Dopo essere entrati di diritto nell'Olimpo del rock italiano, con i capolavori new wave "Desaparecido" e "17 Re" e il buon "3", i Litfiba, a causa dell'uscita del bassista Gianni Maroccolo e del batterista Ringo de Palma, entrati nei CCCP, decidono di cambiare sound e di virare verso un rock forte e potente.
Si è dibattuto molto su questa scelta (alcuni hanno parlato anche di tradimento), la mia opinione è che una band deve sempre mettersi alla prova perché ripetere lo stesso sound in ogni album alla fine è controproducente.
Il primo passo dei nuovi Litfiba (Pelù, Renzulli e Aiazzi più i nuovi innesti di Trambusti, Terzani e Candelo Cabezas) è "El Diablo" del 1990. Il valore di quest'album è più che altro storico (è con esso che i Litfiba sono arrivati al successo) perché è inferiore sia ai lavori precedenti che a quelli successivi sia per un sound monocorde che per l'inesperienza di Piero e Ghigo con sonorità rock.

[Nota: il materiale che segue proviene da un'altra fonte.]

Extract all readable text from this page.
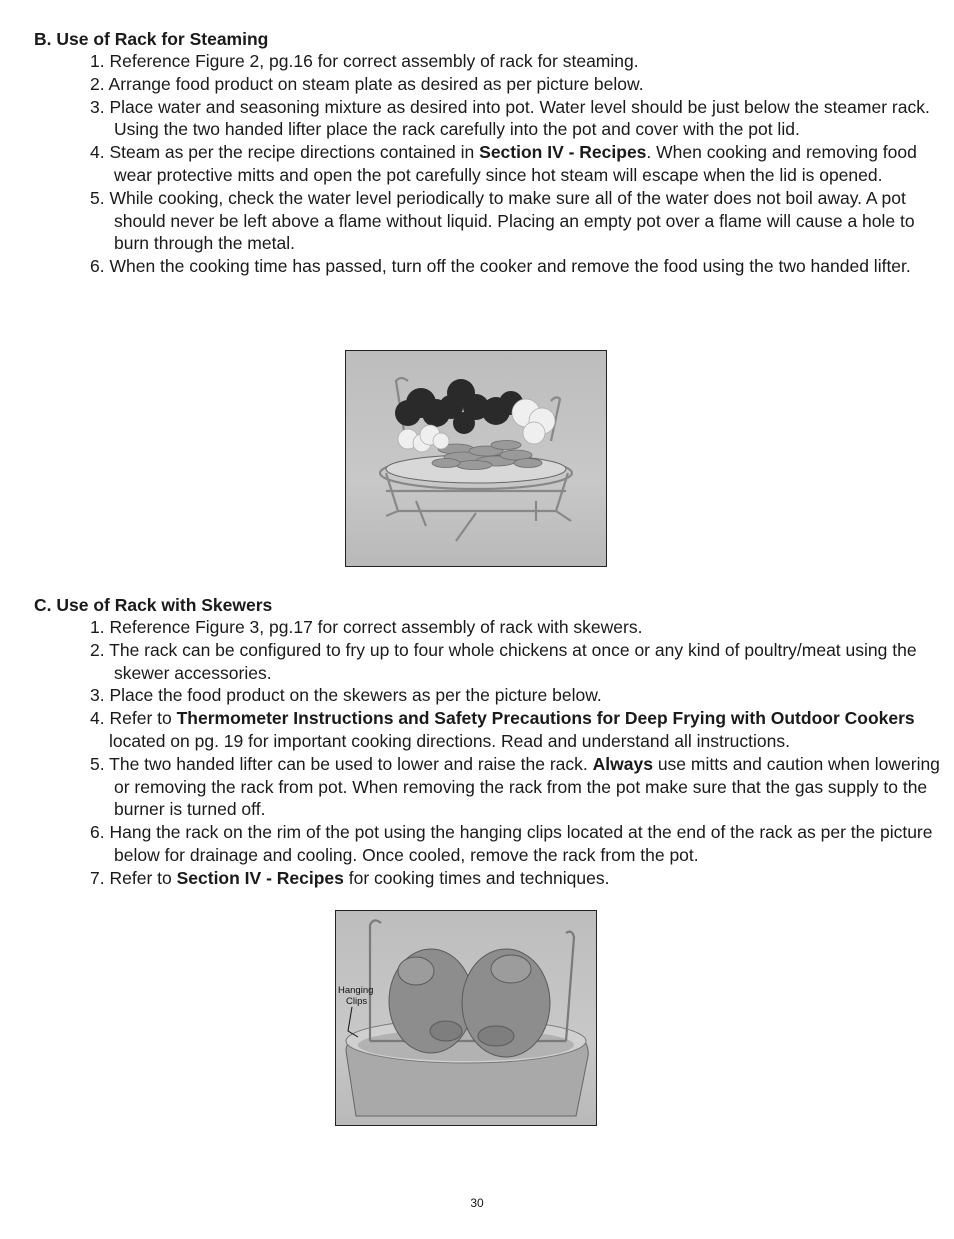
B. Use of Rack for Steaming
1. Reference Figure 2, pg.16 for correct assembly of rack for steaming.
2. Arrange food product on steam plate as desired as per picture below.
3. Place water and seasoning mixture as desired into pot. Water level should be just below the steamer rack. Using the two handed lifter place the rack carefully into the pot and cover with the pot lid.
4. Steam as per the recipe directions contained in Section IV - Recipes. When cooking and removing food wear protective mitts and open the pot carefully since hot steam will escape when the lid is opened.
5. While cooking, check the water level periodically to make sure all of the water does not boil away. A pot should never be left above a flame without liquid. Placing an empty pot over a flame will cause a hole to burn through the metal.
6. When the cooking time has passed, turn off the cooker and remove the food using the two handed lifter.
C. Use of Rack with Skewers
1. Reference Figure 3, pg.17 for correct assembly of rack with skewers.
2. The rack can be configured to fry up to four whole chickens at once or any kind of poultry/meat using the skewer accessories.
3. Place the food product on the skewers as per the picture below.
4. Refer to Thermometer Instructions and Safety Precautions for Deep Frying with Outdoor Cookers located on pg. 19 for important cooking directions. Read and understand all instructions.
5. The two handed lifter can be used to lower and raise the rack. Always use mitts and caution when lowering or removing the rack from pot. When removing the rack from the pot make sure that the gas supply to the burner is turned off.
6. Hang the rack on the rim of the pot using the hanging clips located at the end of the rack as per the picture below for drainage and cooling. Once cooled, remove the rack from the pot.
7. Refer to Section IV - Recipes for cooking times and techniques.
Hanging
Clips
30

L'opener è un vero e proprio inno generazionale, la famosissima title-track. Aperta da un urlo-rutto e le parole "Olbaid Le" (El diablo al contrario), la canzone non è di per sé molto potente ma il testo (un'accusa contro tutti gli stereotipi del rock) e l'interpretazione di Piero la rendono una indimenticabile pietra miliare. Segue il trip-hop latino di "Proibito", non eccelsa in questa versione, in cui si ironizza contro le droghe ("Mi sento tradito se ti spari le pere, e non esisti più"). La traccia numero 3 è la stupenda "Il Volo" dedicata a Ringo De Palma, morto pochi mesi prima; il testo è bellissimo perché il dolore è solo immaginabile ("Baby, zelig in evidenza, potevi avere il mondo, ma l'hai lasciato") e la musica è piena di pathos. Segue il trascurabile country-rock di "Siamo Umani", in cui si salva solo l'incendiario finale e il cui testo parla con tante allusioni della storia del gruppo fino ad allora. Si arriva così a metà album e a "Woda-Woda" con una grande interpretazione di tutto il gruppo e un testo che parla di chi fa beneficenza solo per avere la coscienza pulita. "Ragazzo" al contrario è un mezzo passo falso, troppo statica e priva di guizzi, soprattutto nella parte centrale. Se si teme un calo arriva la rockettarissima "Gioconda" a movimentare le acque, niente da dire, il paradigma di quello che i Litfiba faranno in avanti. Il testo ironizza sul matrimonio ("Ma la speranza è l'ultima a morire, chi visse sperando morì non si può dire, il cuore no no non te lo do, l'anello no no scordatelo) e un gran numero di assoli rendono questa canzone un gioiello. Chiude "Resisti" con buoni spunti che verranno messi in luce in seguito (è suonata anche dagli attuali Litfiba) ma che qui è abbastanza goffa.
Riassumendo un album con alcune delle migliori canzoni dei Litfiba dei '90 ma che risulta oggi abbastanza invecchiato.